In early July, Mitchell was invited to teach a class for students in the International Master’s Program in Japanese Humanities at Kyushu University in Fukuoka, Japan. The intensive class on Buddhism and Business in East Asia was an expansion of a spring 2019 FS102 Mitchell taught at Allegheny College. Kyushu University is a national-level research university, and students in the course were from the U.S., Ireland, Belgium, and Indonesia. Being in situ allowed the class to explore how issues from readings played out in real life. One example was a trip to a local pilgrimage route to examine how village officials teamed up with Buddhist temple priests in attempts to revitalize a region. A second example was a discussion with a Buddhist priest at his Buddhist Bar (Vows Bar Kyushu) on why he opened the Bar to combine counseling with proselytization in a place that people find less intimidating than a Buddhist temple and how he has been affected by the “gig economy” as he provides rituals via the “Priest Delivery” service available over Amazon.co.jp.
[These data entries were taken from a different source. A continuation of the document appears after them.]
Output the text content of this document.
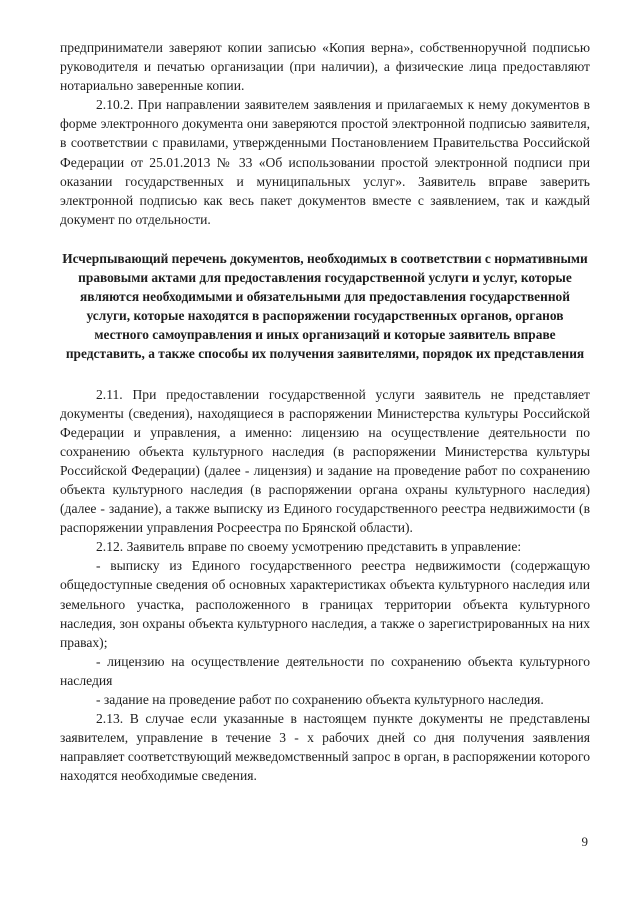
предприниматели заверяют копии записью «Копия верна», собственноручной подписью руководителя и печатью организации (при наличии), а физические лица предоставляют нотариально заверенные копии.

2.10.2. При направлении заявителем заявления и прилагаемых к нему документов в форме электронного документа они заверяются простой электронной подписью заявителя, в соответствии с правилами, утвержденными Постановлением Правительства Российской Федерации от 25.01.2013 № 33 «Об использовании простой электронной подписи при оказании государственных и муниципальных услуг». Заявитель вправе заверить электронной подписью как весь пакет документов вместе с заявлением, так и каждый документ по отдельности.

Исчерпывающий перечень документов, необходимых в соответствии с нормативными правовыми актами для предоставления государственной услуги и услуг, которые являются необходимыми и обязательными для предоставления государственной услуги, которые находятся в распоряжении государственных органов, органов местного самоуправления и иных организаций и которые заявитель вправе представить, а также способы их получения заявителями, порядок их представления

2.11. При предоставлении государственной услуги заявитель не представляет документы (сведения), находящиеся в распоряжении Министерства культуры Российской Федерации и управления, а именно: лицензию на осуществление деятельности по сохранению объекта культурного наследия (в распоряжении Министерства культуры Российской Федерации) (далее - лицензия) и задание на проведение работ по сохранению объекта культурного наследия (в распоряжении органа охраны культурного наследия) (далее - задание), а также выписку из Единого государственного реестра недвижимости (в распоряжении управления Росреестра по Брянской области).

2.12. Заявитель вправе по своему усмотрению представить в управление:

- выписку из Единого государственного реестра недвижимости (содержащую общедоступные сведения об основных характеристиках объекта культурного наследия или земельного участка, расположенного в границах территории объекта культурного наследия, зон охраны объекта культурного наследия, а также о зарегистрированных на них правах);

- лицензию на осуществление деятельности по сохранению объекта культурного наследия

- задание на проведение работ по сохранению объекта культурного наследия.

2.13. В случае если указанные в настоящем пункте документы не представлены заявителем, управление в течение 3 - х рабочих дней со дня получения заявления направляет соответствующий межведомственный запрос в орган, в распоряжении которого находятся необходимые сведения.

9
Pictured above, left: Mitchell with students from the International Master’s Program at Kyushu University in front of a 41-meter long bronze Reclining Buddha statue at Nanzo-in Temple.

Pictured above, right: Mitchell at the Dazaifu Tenmangu Shrine, which enshrines the Shinto deity of learning, Tenjin (the deified form of the 9th-century scholar Sugawara no Michizane)


GIS Manager Chris Shaffer and Assistant Professor of Environmental Science and Sustainability Casey Bradshaw-Wilson, along with students Jennifer Tompkins (graduated), Cathlin Lordand Kylie Wirebach, have published a paper titled “Reintroduction of the European Bison (Bison bonasus) in Central-Eastern Europe: A case study” in the International Journal of Geographical Information Science. This article will be featured in the upcoming special edition of “Spatial Ecology.” This paper is the outcome of a project conducted in the Conservation GIS course taught by Shaffer and Bradshaw-Wilson in the spring of 2018.


natural rock sample and microscopic fluid bubbles that we experimentally trapped in the rock
Over the summer, Visiting Assistant Professor of Geology Matt Carter published a paper on his research entitled “An experimental investigation on fluid transfer mechanisms in ultramafic rocks” in the Journal of Structural Geology.

Pictured above: the natural rock sample and microscopic fluid bubbles that the authors experimentally trapped in the rock.


Associate Professor of History Guo Wu had a research article, entitled “Ritual, Reading, and Resistance in the Prison and Cowshed during the Cultural Revolution,” accepted for publication by the Journal of Contemporary China (JCC), one of the most prestigious journals in the field of China studies. He was invited by the Journal of Asian Studies (JAS), the flagship journal of the field to contribute a book review of Land Wars: The Story of China’s Agrarian Revolution by Brian DeMare. The book review will appear in the JAS’s vol. 78, no. 4 issue of 2019.


Ryan Sayko ’17 published a paper entitled “Gluing Interfaces With Soft Nanoparticles” in the American Chemical Society’s journal Langmuir. The paper was coauthored with Dr. Zhen Cao, Heyi Liang, and Dr. Andrey Dobrynin, and is a result of the Research Experience for Undergraduates program at the University of Akron in the summer of 2016.


Politics in Mexico book cover
In July, Professor of Political Science Shannan Mattiace and her college mentor, Roderic Ai Camp, collaborated on the seventh edition of Politics in Mexico from Oxford Press.